O REGIME ESCOCÊS RETIFICADO E O ILUMINISMO
No século XVIII, o Iluminismo, corrente de extraordinária e abundante riqueza que seria difícil e presunçoso resumir em poucas palavras, caracterizou-se por uma vontade de reconhecer acima do homem um conjunto de verdades superiores e misteriosas que ultrapassam em muito as fracas capacidades da inteligência discursiva.
Na encruzilhada de numerosas influências, o Iluminismo ia ser enriquecido pelos ecos dos monastérios, dos “Irmãos do Livre Espírito”, da Reforma (Lutero e Calvino, apoiando-se na teologia germânica que mostrou a possibilidade inovadora de uma relação direta entre o homem e Deus), da extensa difusão dos escritos herméticos, dos textos dos Cabalistas Cristãos do Renascimento, das traduções das obras dos pensadores e filósofos da antiguidade, a espiritualidade Rosa+Cruz, a disponibilidade dos escritos dos visionários do Norte da Europa (Böhme, Gichtel, etc.), tudo levado pelo sopro de uma poderosa renovação mística (influência da Ordem do Carmelo, inúmeras fundações de congregações, desenvolvimento da devoção pessoal, escritos espirituais de alto valor: Benoît de Canfeld, Pierre de Bérulle, Surin, Saint-Cyran, Fénelon, Madame Guyon, etc.), renovação que abrangerá vários círculos espirituais produzindo uma atmosfera de intensa religiosidade.
Esta corrente iluminista durou um extenso período de tempo desde o século XVI, irradiando-se posteriormente para o século XVIII até ao momento em que as lojas operativas foram abertas aos letrados, deixando de exercer o “ofício”, e até os primeiros anos do século XIX, chegando à morte de Jean-Baptiste Willermoz em 1824, se quiser marcar uma data, já que foi sem dúvida o último e o principal dos últimos representantes a desaparecer.

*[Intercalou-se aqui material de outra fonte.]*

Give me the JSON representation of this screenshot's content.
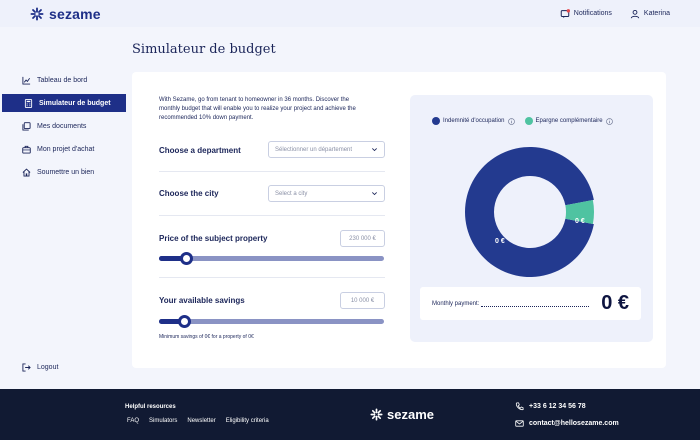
{
  "header": {
    "brand": "sezame",
    "notifications_label": "Notifications",
    "user_name": "Katerina"
  },
  "sidebar": {
    "items": [
      {
        "label": "Tableau de bord",
        "icon": "chart-icon"
      },
      {
        "label": "Simulateur de budget",
        "icon": "calculator-icon",
        "active": true
      },
      {
        "label": "Mes documents",
        "icon": "documents-icon"
      },
      {
        "label": "Mon projet d'achat",
        "icon": "briefcase-icon"
      },
      {
        "label": "Soumettre un bien",
        "icon": "home-icon"
      }
    ],
    "logout_label": "Logout"
  },
  "page_title": "Simulateur de budget",
  "form": {
    "intro": "With Sezame, go from tenant to homeowner in 36 months. Discover the monthly budget that will enable you to realize your project and achieve the recommended 10% down payment.",
    "department_label": "Choose a department",
    "department_placeholder": "Sélectionner un département",
    "city_label": "Choose the city",
    "city_placeholder": "Select a city",
    "price_label": "Price of the subject property",
    "price_placeholder": "230 000 €",
    "price_slider_fraction": 0.12,
    "savings_label": "Your available savings",
    "savings_placeholder": "10 000 €",
    "savings_slider_fraction": 0.11,
    "min_savings_note": "Minimum savings of 0€ for a property of 0€"
  },
  "results": {
    "legend": [
      {
        "label": "Indemnité d'occupation",
        "color": "#233a8f"
      },
      {
        "label": "Epargne complémentaire",
        "color": "#4fc3a1"
      }
    ],
    "donut_main_label": "0 €",
    "donut_small_label": "0 €",
    "donut_small_fraction": 0.06,
    "monthly_payment_label": "Monthly payment:",
    "monthly_payment_value": "0 €"
  },
  "footer": {
    "resources_title": "Helpful resources",
    "links": [
      "FAQ",
      "Simulators",
      "Newsletter",
      "Eligibility criteria"
    ],
    "brand": "sezame",
    "phone": "+33 6 12 34 56 78",
    "email": "contact@hellosezame.com"
  },
  "colors": {
    "primary": "#1e2f88",
    "accent": "#4fc3a1",
    "footer_bg": "#111a33"
  }
}
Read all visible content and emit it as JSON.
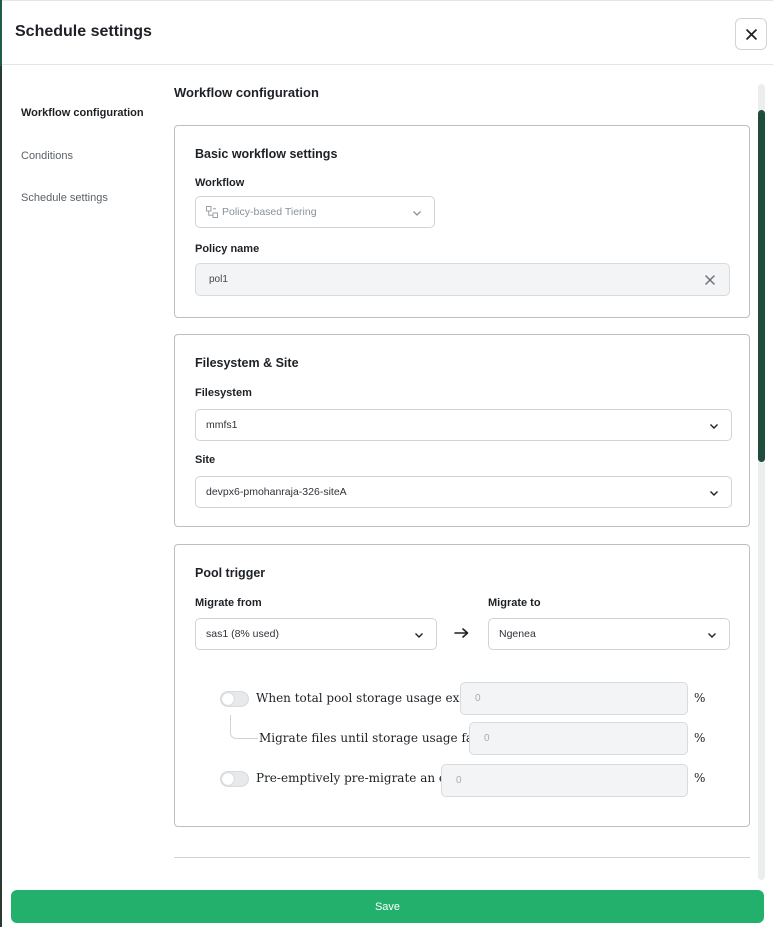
{
  "header": {
    "title": "Schedule settings"
  },
  "sidebar": {
    "items": [
      {
        "label": "Workflow configuration",
        "active": true
      },
      {
        "label": "Conditions",
        "active": false
      },
      {
        "label": "Schedule settings",
        "active": false
      }
    ]
  },
  "main": {
    "title": "Workflow configuration",
    "basic": {
      "title": "Basic workflow settings",
      "workflow_label": "Workflow",
      "workflow_value": "Policy-based Tiering",
      "policy_label": "Policy name",
      "policy_value": "pol1"
    },
    "filesystem": {
      "title": "Filesystem & Site",
      "filesystem_label": "Filesystem",
      "filesystem_value": "mmfs1",
      "site_label": "Site",
      "site_value": "devpx6-pmohanraja-326-siteA"
    },
    "pool": {
      "title": "Pool trigger",
      "from_label": "Migrate from",
      "from_value": "sas1 (8% used)",
      "to_label": "Migrate to",
      "to_value": "Ngenea",
      "exceeds_label": "When total pool storage usage exceeds",
      "exceeds_placeholder": "0",
      "until_label": "Migrate files until storage usage falls to",
      "until_placeholder": "0",
      "premigrate_label": "Pre-emptively pre-migrate an extra",
      "premigrate_placeholder": "0",
      "percent": "%",
      "exceeds_enabled": false,
      "premigrate_enabled": false
    }
  },
  "footer": {
    "save_label": "Save"
  },
  "colors": {
    "primary": "#22b06c",
    "scrollbar": "#1f4c3b",
    "border": "#b9c0c5"
  },
  "icons": {
    "close": "close-icon",
    "chevron": "chevron-down-icon",
    "clear": "clear-icon",
    "arrow": "arrow-right-icon",
    "workflow": "workflow-icon"
  }
}
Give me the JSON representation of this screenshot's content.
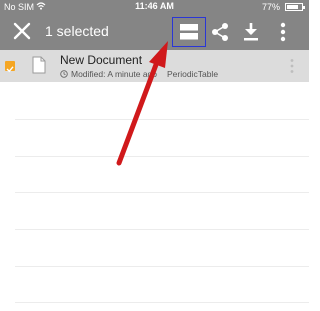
{
  "status_bar": {
    "carrier": "No SIM",
    "time": "11:46 AM",
    "battery_percent_label": "77%",
    "battery_level": 0.77
  },
  "action_bar": {
    "title": "1 selected",
    "icons": {
      "close": "close-icon",
      "stack": "stack-icon",
      "share": "share-icon",
      "download": "download-icon",
      "more": "more-vertical-icon"
    }
  },
  "files": [
    {
      "name": "New Document",
      "modified": "Modified: A minute ago",
      "tag": "PeriodicTable",
      "selected": true
    }
  ],
  "colors": {
    "toolbar": "#858585",
    "selected_row": "#dcdcdc",
    "checkbox": "#f5a623",
    "highlight_box": "#2a36d6",
    "annotation_arrow": "#d0191b"
  }
}
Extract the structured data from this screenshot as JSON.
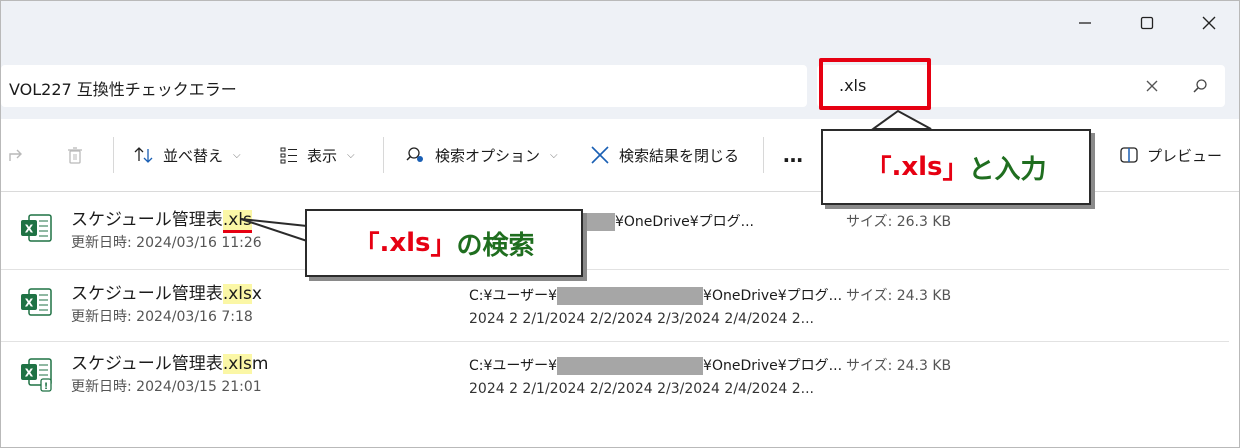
{
  "window": {
    "controls": [
      "minimize",
      "maximize",
      "close"
    ]
  },
  "address": {
    "path": "VOL227 互換性チェックエラー"
  },
  "search": {
    "value": ".xls",
    "clear_icon": "close-icon",
    "search_icon": "search-icon"
  },
  "toolbar": {
    "sort_label": "並べ替え",
    "view_label": "表示",
    "search_options_label": "検索オプション",
    "close_search_label": "検索結果を閉じる",
    "more_label": "…",
    "preview_label": "プレビュー"
  },
  "files": [
    {
      "name_base": "スケジュール管理表",
      "name_match": ".xls",
      "name_rest": "",
      "modified_label": "更新日時:",
      "modified": "2024/03/16 11:26",
      "path_prefix": "",
      "path_suffix": "¥OneDrive¥プログ...",
      "extra": "",
      "size": "サイズ: 26.3 KB"
    },
    {
      "name_base": "スケジュール管理表",
      "name_match": ".xls",
      "name_rest": "x",
      "modified_label": "更新日時:",
      "modified": "2024/03/16 7:18",
      "path_prefix": "C:¥ユーザー¥",
      "path_suffix": "¥OneDrive¥プログ...",
      "extra": "2024 2 2/1/2024 2/2/2024 2/3/2024 2/4/2024 2...",
      "size": "サイズ: 24.3 KB"
    },
    {
      "name_base": "スケジュール管理表",
      "name_match": ".xls",
      "name_rest": "m",
      "modified_label": "更新日時:",
      "modified": "2024/03/15 21:01",
      "path_prefix": "C:¥ユーザー¥",
      "path_suffix": "¥OneDrive¥プログ...",
      "extra": "2024 2 2/1/2024 2/2/2024 2/3/2024 2/4/2024 2...",
      "size": "サイズ: 24.3 KB"
    }
  ],
  "annotations": {
    "input_callout_open": "「",
    "input_callout_ext": " .xls ",
    "input_callout_close": "」",
    "input_callout_text": " と入力",
    "search_callout_open": "「",
    "search_callout_ext": " .xls ",
    "search_callout_close": "」",
    "search_callout_text": " の検索"
  },
  "colors": {
    "accent_red": "#e60012",
    "callout_green": "#1f6e1f",
    "highlight": "#fbf7a6",
    "excel_green": "#1f7244"
  }
}
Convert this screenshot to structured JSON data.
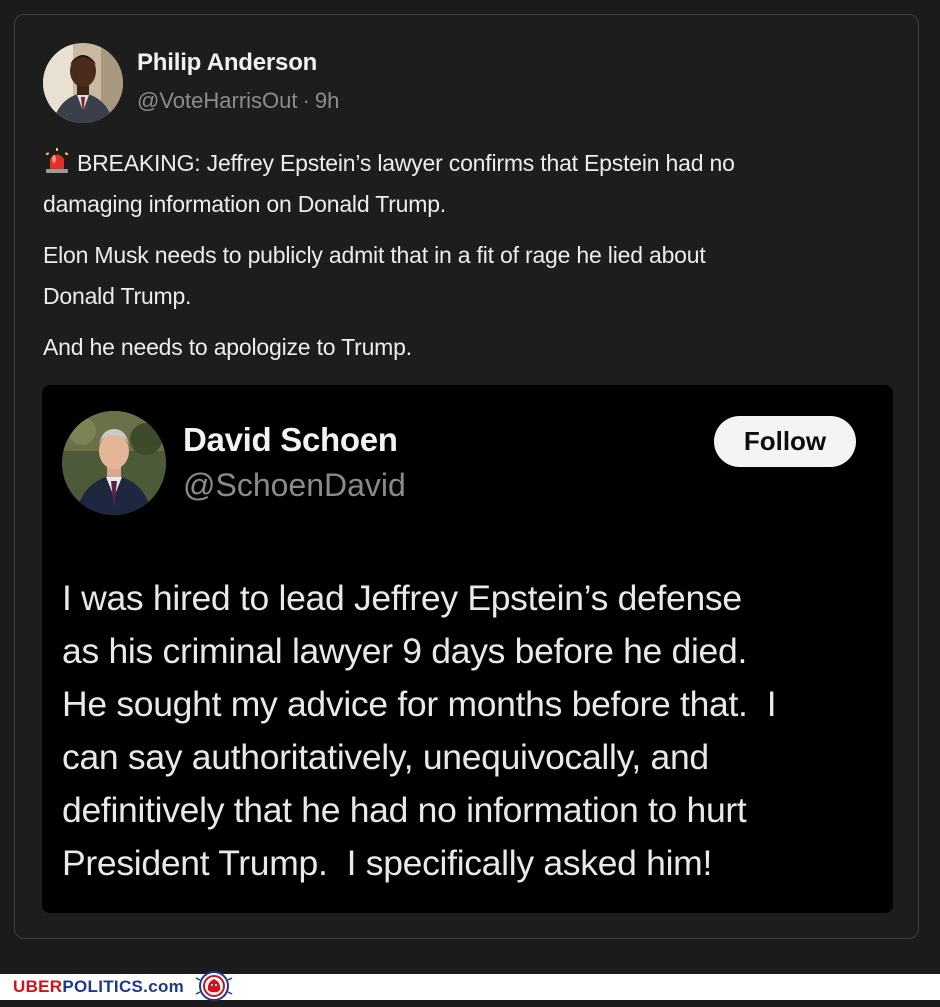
{
  "post": {
    "author_name": "Philip Anderson",
    "author_handle": "@VoteHarrisOut",
    "separator": "·",
    "time_ago": "9h",
    "paragraphs": [
      "BREAKING: Jeffrey Epstein’s lawyer confirms that Epstein had no damaging information on Donald Trump.",
      "Elon Musk needs to publicly admit that in a fit of rage he lied about Donald Trump.",
      "And he needs to apologize to Trump."
    ],
    "p1_line1": "BREAKING: Jeffrey Epstein’s lawyer confirms that Epstein had no",
    "p1_line2": "damaging information on Donald Trump.",
    "p2_line1": "Elon Musk needs to publicly admit that in a fit of rage he lied about",
    "p2_line2": "Donald Trump.",
    "p3_line1": "And he needs to apologize to Trump.",
    "lead_icon": "siren-icon"
  },
  "embed": {
    "author_name": "David Schoen",
    "author_handle": "@SchoenDavid",
    "follow_label": "Follow",
    "text_lines": [
      "I was hired to lead Jeffrey Epstein’s defense",
      "as his criminal lawyer 9 days before he died.",
      "He sought my advice for months before that.  I",
      "can say authoritatively, unequivocally, and",
      "definitively that he had no information to hurt",
      "President Trump.  I specifically asked him!"
    ]
  },
  "watermark": {
    "part1": "UBER",
    "part2": "POLITICS",
    "part3": ".com",
    "logo_icon": "lion-seal-icon",
    "colors": {
      "red": "#d0121b",
      "blue": "#1b3a8c"
    }
  },
  "colors": {
    "background": "#1b1b1b",
    "card_border": "#3f3f3f",
    "embed_background": "#000000",
    "primary_text": "#ececec",
    "secondary_text": "#8c8c8c",
    "follow_button_bg": "#f4f4f4"
  }
}
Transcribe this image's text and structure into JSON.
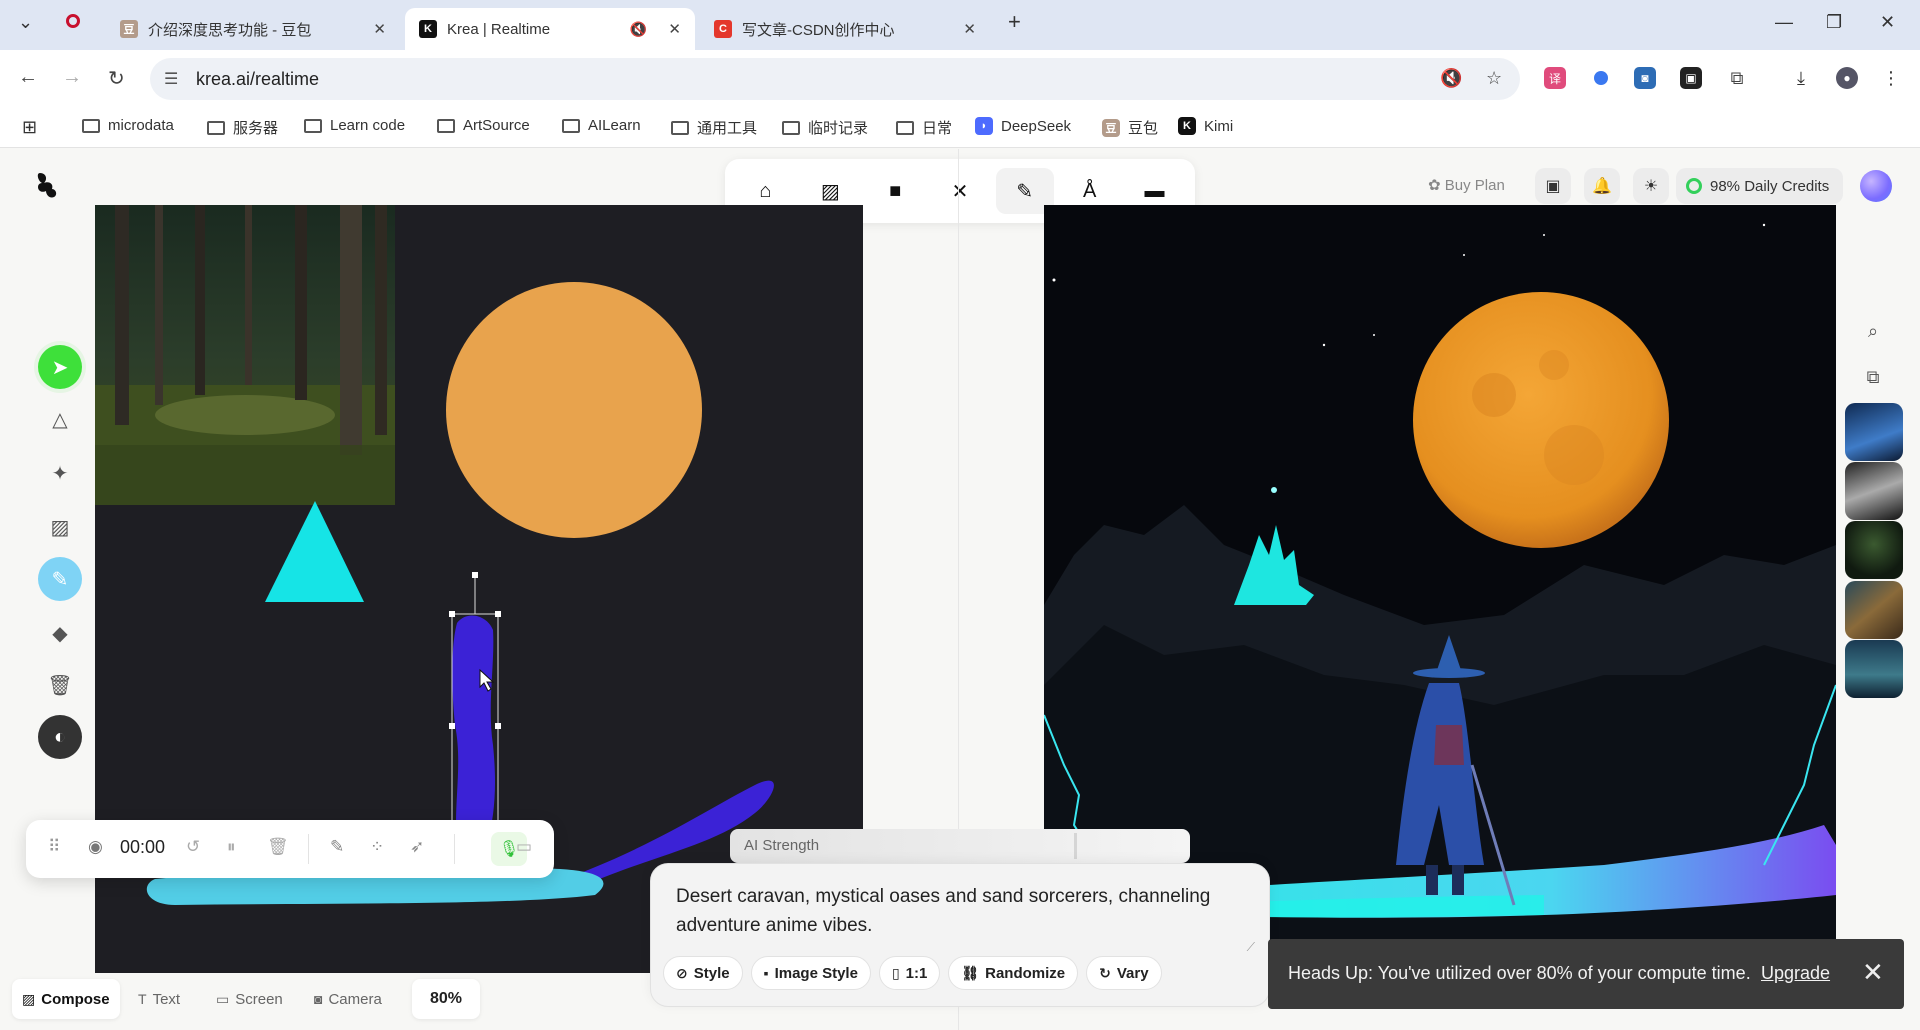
{
  "browser": {
    "tabs": [
      {
        "title": "介绍深度思考功能 - 豆包"
      },
      {
        "title": "Krea | Realtime"
      },
      {
        "title": "写文章-CSDN创作中心"
      }
    ],
    "url": "krea.ai/realtime",
    "bookmarks": [
      {
        "label": "microdata"
      },
      {
        "label": "服务器"
      },
      {
        "label": "Learn code"
      },
      {
        "label": "ArtSource"
      },
      {
        "label": "AILearn"
      },
      {
        "label": "通用工具"
      },
      {
        "label": "临时记录"
      },
      {
        "label": "日常"
      },
      {
        "label": "DeepSeek"
      },
      {
        "label": "豆包"
      },
      {
        "label": "Kimi"
      }
    ]
  },
  "header": {
    "buy_plan": "Buy Plan",
    "credits": "98% Daily Credits"
  },
  "recorder": {
    "time": "00:00"
  },
  "ai_strength_label": "AI Strength",
  "prompt": {
    "text": "Desert caravan, mystical oases and sand sorcerers, channeling adventure anime vibes.",
    "chips": {
      "style": "Style",
      "image_style": "Image Style",
      "ratio": "1:1",
      "randomize": "Randomize",
      "vary": "Vary"
    }
  },
  "modes": {
    "compose": "Compose",
    "text": "Text",
    "screen": "Screen",
    "camera": "Camera"
  },
  "zoom": "80%",
  "toast": {
    "message": "Heads Up: You've utilized over 80% of your compute time.",
    "action": "Upgrade"
  },
  "colors": {
    "accent_green": "#3ee03a",
    "canvas_bg": "#1e1e23",
    "moon": "#e8a34d",
    "triangle": "#16e4e6",
    "brush_purple": "#3b22d6",
    "brush_cyan": "#52cde6"
  }
}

Assim, o Regime Escocês Retificado deve de forma profunda a esta corrente iluminista, dentro do qual os discípulos de Louis-Claude de Saint Martin também ocupam um lugar eminente, corrente espiritual na qual está inscrito o Regime fundado por Jean-Baptiste Willermoz em 1778 durante o Convento das Gálias, sem o qual não se pode compreender, e da qual participa plenamente e representa sem dúvida, uma das expressões mais bem sucedidas do plano iniciático ligado ao destino da “Santa Ordem” de onde provém, ao longo da História, seu depositário por excelência.
Esta corrente é também herdeira de um depósito, que a relaciona com todas as sensibilidades do esoterismo ocidental, como recorda Robert Amadou (+2006): “Mas este depósito, esta Santa Ordem da qual crescem ramos e ramificações, como não anunciá-lo imediatamente? O Martinismo vem do esoterismo judaico-cristão que vem do esoterismo universal. Na sua origem formal, porém, na sua unidade radical e sob a multiplicidade dos seus avatares, o Martinismo remonta a Martines de Pasqually. Três grandes luminares traçarão o itinerário martinista: Jacob Böhme, Martinez de Pasqually e Louis-Claude de Saint-Martin. Mas Jean-Baptiste Willermoz, o Agente Desconhecido, a Ordem dos Cavaleiros Benfeitores da Cidade Santa com os seus mitos Templários e a herança dos construtores góticos também cooperaram no estabelecimento deste depósito; e os grandes iluminados do século XVIII, William Law, Divonne, Eckhartshausen; e os fiéis do pietismo, especialmente os do primeiro despertar (…). No entanto, a pérola deste depósito, o seu capital inicial, é Martines quem a colocou, e é dele que os maçons escoceses retificados o possuem, os teósofos cristãos e através deles os discípulos de Saint-Martin, muitos dos quais pertencem à Ordem Martinista”. (R. Amadou, Prefácio a “PAPUS, MARTINES de PASQUALLY”, Robert Dumas Éditeur, 1976, p. XVI).